LILONGWE, June 25, 2021—Low levels of access to electricity in Malawi, high internet prices, unpredictable connectivity, the high cost of smart devices and lack of digital skills are hampering a potential of $ 189 million in additional GDP and $ 33 million in tax revenue per year, according to the World Bank’s latest report in Malawi. Economic Monitor (MEM).
The 13th edition of the MEM, Invest in digital transformation, says the government has laid the essential foundations for public digital platforms with a relatively well-developed digital infrastructure. However, connectivity remains unpredictable and expensive for many people, contributing to the persistence of gender disparities and between rural and urban areas in the access and use of digital technology.
The MEM offers avenues that will help the government improve the enabling environment for the growth and prosperity of the digital economy in Malawi. This includes the deployment of digital financial services in rural areas by developing broadband and financial infrastructure. In addition, there is a need to increase the affordability of smart devices and services, and regulatory fees should be purely related to cost recovery.
In addition, new public-private partnerships can help drive digital transformation and demand, by developing links with regional and global incubators and accelerators. Digital skills and entrepreneurship skills need to be strengthened, as well as links between government, universities and the private sector to co-organize ICT programs.
“The development of Malawi’s digital economy will diversify and enhance economic growth, job creation and innovation. Digital technologies can help reduce the cost of economic and social transactions for businesses, individuals and the public sector. They can also help improve safety nets, public service delivery and transparency for better budget management and better management of future crises ”, said Hugh Riddell, World Bank Country Director for Malawi.
Malawi’s economic growth is expected to reach 2.8% in 2021 thanks to good weather and the Affordable Inputs Program (AIP) which supports a strong maize crop. However, to 2022 and beyond, continued universal fertilizer subsidies are unlikely to lead to a further increase in maize production, and they will not help diversify growth. Instead, the AIP will deplete fiscal space and divert resources from much-needed investments in economic diversification. In addition, a sustainable economic recovery is threatened by high levels of debt and continued public spending in favor of consumption at the expense of essential investments.
Therefore, Malawi needs to implement policies to strengthen and diversify growth while reducing domestic borrowing. It must improve growth by 5% and more to increase incomes and employment, as well as to reduce the growing burden of domestic debt.
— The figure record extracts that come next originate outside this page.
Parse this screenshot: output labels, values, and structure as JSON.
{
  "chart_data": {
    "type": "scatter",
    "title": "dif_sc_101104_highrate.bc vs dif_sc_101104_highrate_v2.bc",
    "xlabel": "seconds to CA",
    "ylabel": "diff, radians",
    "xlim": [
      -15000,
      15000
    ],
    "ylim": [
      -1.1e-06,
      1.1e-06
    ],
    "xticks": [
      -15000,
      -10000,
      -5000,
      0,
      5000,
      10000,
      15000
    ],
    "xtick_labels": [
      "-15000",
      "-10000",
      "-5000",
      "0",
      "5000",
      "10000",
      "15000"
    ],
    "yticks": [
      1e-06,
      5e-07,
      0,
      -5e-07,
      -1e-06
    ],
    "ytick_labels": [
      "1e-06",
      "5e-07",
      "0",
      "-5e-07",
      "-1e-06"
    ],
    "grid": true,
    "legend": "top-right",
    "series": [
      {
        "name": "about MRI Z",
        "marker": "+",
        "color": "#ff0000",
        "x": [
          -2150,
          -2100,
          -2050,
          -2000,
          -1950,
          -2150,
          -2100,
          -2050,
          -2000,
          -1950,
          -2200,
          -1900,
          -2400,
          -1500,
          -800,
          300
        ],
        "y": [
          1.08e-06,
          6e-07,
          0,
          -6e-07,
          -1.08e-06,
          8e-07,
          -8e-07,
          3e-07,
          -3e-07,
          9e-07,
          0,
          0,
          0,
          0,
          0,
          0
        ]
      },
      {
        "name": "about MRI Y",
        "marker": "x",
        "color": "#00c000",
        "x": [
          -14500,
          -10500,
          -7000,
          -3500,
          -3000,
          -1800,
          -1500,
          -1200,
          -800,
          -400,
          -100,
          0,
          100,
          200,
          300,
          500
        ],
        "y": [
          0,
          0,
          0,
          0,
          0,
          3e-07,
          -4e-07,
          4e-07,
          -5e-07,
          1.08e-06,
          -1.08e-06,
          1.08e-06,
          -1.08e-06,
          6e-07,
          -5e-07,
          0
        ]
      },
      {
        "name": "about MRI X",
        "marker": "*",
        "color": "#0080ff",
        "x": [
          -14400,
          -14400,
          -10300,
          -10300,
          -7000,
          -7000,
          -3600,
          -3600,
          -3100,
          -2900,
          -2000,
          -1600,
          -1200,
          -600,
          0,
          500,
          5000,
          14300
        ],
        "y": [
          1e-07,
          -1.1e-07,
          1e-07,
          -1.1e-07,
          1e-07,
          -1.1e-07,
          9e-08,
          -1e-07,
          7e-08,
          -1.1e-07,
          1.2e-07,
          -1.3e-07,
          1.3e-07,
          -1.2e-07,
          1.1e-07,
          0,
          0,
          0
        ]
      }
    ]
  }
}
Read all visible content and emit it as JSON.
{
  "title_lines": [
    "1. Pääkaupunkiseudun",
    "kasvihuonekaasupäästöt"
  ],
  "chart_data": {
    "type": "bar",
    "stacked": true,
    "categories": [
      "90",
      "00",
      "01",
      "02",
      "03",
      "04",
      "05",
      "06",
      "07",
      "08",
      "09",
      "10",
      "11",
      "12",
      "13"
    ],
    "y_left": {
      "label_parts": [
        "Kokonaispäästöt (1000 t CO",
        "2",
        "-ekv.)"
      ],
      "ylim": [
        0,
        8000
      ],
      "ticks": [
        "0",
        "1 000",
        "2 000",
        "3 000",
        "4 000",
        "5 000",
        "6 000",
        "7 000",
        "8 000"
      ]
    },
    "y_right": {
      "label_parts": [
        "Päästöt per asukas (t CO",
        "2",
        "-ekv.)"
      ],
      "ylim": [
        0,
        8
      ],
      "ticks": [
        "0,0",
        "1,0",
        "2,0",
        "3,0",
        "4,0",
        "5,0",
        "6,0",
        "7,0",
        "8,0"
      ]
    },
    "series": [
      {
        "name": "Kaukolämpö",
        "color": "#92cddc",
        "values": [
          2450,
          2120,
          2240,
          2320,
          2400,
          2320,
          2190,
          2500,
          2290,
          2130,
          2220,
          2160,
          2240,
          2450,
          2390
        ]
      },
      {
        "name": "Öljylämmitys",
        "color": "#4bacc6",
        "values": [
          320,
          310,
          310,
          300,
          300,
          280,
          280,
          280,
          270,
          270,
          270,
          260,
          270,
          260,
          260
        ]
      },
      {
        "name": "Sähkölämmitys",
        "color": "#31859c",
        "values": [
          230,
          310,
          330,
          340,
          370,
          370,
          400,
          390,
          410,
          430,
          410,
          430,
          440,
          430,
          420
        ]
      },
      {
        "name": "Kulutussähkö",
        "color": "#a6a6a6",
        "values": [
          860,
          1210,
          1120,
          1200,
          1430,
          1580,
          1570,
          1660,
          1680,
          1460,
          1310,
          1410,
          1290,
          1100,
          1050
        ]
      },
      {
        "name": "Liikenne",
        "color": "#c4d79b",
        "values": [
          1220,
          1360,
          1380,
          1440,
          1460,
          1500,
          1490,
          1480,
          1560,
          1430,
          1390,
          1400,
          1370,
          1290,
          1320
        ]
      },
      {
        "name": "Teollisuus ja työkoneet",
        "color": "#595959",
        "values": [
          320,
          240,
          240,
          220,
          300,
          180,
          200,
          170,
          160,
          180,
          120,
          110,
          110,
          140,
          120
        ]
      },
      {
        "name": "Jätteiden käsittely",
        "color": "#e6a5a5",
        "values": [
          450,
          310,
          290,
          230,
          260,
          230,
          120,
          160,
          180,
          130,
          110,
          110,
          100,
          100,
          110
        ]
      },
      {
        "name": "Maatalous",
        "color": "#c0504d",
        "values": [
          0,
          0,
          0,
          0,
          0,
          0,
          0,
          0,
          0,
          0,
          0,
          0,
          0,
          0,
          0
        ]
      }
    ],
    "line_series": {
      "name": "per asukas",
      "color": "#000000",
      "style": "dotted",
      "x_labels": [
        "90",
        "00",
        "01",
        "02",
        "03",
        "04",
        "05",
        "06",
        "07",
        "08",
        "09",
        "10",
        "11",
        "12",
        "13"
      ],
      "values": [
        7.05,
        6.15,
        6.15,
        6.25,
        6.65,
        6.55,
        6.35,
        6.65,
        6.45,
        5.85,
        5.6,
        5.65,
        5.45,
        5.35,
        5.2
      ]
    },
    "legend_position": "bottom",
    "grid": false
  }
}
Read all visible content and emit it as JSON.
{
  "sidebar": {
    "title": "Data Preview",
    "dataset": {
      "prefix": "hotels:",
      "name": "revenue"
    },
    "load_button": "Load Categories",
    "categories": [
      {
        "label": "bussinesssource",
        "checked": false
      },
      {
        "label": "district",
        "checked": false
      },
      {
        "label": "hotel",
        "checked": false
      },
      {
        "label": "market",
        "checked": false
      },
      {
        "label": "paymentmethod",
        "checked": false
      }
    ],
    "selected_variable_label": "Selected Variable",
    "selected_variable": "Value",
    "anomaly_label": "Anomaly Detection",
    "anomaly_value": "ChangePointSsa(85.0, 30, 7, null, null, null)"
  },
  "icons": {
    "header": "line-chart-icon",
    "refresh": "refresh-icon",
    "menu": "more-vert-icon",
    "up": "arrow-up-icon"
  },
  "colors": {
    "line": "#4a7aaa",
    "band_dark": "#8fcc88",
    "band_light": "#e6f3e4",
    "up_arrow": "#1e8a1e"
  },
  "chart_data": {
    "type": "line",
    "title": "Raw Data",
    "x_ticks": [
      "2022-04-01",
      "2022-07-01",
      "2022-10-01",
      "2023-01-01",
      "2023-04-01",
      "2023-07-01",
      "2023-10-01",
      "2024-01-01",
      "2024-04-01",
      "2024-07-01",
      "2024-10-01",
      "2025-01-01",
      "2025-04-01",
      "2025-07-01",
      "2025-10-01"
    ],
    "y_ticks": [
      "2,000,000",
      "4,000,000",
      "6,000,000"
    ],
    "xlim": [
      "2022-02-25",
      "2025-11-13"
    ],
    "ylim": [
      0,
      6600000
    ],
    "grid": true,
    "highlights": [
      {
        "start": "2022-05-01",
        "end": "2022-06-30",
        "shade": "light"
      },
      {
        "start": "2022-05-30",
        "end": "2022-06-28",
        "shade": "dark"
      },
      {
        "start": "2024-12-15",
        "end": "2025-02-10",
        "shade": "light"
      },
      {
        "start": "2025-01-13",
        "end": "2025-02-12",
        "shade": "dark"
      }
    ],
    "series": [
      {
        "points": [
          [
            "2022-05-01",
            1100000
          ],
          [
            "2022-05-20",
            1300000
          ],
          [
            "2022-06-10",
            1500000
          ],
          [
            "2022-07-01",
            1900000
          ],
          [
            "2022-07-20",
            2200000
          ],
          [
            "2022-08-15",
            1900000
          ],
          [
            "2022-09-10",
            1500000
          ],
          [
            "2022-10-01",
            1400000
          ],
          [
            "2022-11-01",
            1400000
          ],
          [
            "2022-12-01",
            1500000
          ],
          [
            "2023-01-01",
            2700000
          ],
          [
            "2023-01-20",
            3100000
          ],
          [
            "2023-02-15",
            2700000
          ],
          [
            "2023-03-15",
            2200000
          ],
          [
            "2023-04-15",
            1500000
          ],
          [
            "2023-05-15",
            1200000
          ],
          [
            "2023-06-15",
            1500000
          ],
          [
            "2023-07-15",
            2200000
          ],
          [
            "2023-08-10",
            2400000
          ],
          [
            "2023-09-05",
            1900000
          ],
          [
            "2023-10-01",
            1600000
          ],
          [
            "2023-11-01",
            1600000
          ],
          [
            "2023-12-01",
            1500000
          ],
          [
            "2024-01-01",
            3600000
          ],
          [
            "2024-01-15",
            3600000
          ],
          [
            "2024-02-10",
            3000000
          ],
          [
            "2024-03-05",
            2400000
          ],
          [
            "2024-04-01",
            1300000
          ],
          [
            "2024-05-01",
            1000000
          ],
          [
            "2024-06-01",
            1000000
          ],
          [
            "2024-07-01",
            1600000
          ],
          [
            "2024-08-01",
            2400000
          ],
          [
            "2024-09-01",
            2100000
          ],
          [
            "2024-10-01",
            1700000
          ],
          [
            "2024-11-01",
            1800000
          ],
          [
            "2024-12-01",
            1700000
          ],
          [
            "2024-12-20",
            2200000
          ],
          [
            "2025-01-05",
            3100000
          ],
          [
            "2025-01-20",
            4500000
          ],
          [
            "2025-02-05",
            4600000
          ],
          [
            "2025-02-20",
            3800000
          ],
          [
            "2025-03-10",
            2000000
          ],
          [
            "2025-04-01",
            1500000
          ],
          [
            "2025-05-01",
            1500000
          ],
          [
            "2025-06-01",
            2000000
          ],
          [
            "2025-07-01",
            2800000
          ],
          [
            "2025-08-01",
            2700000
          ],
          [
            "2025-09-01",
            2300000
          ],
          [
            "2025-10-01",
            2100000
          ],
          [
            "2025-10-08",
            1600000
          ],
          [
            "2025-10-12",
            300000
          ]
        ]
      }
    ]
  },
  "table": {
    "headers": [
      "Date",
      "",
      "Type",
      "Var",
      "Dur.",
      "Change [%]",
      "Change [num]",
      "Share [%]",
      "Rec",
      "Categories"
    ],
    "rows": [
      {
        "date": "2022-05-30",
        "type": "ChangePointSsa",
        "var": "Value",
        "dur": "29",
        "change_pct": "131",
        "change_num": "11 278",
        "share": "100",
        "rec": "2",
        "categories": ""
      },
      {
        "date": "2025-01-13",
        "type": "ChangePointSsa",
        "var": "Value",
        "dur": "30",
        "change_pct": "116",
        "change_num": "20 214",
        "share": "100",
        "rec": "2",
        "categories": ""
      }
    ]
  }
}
The government should continue current efforts to contain the COVID-19 pandemic to reduce vulnerability to future waves. It should also reduce high budget deficits and domestic debt to create a basis for macroeconomic stability and growth. Finally, the analysis highlights the need to promote diversification and growth to increase incomes and incomes, and to invest in crisis-responsive social protection systems that can help prepare for future crises.
MEM provides a biannual analysis of economic and structural development issues in Malawi.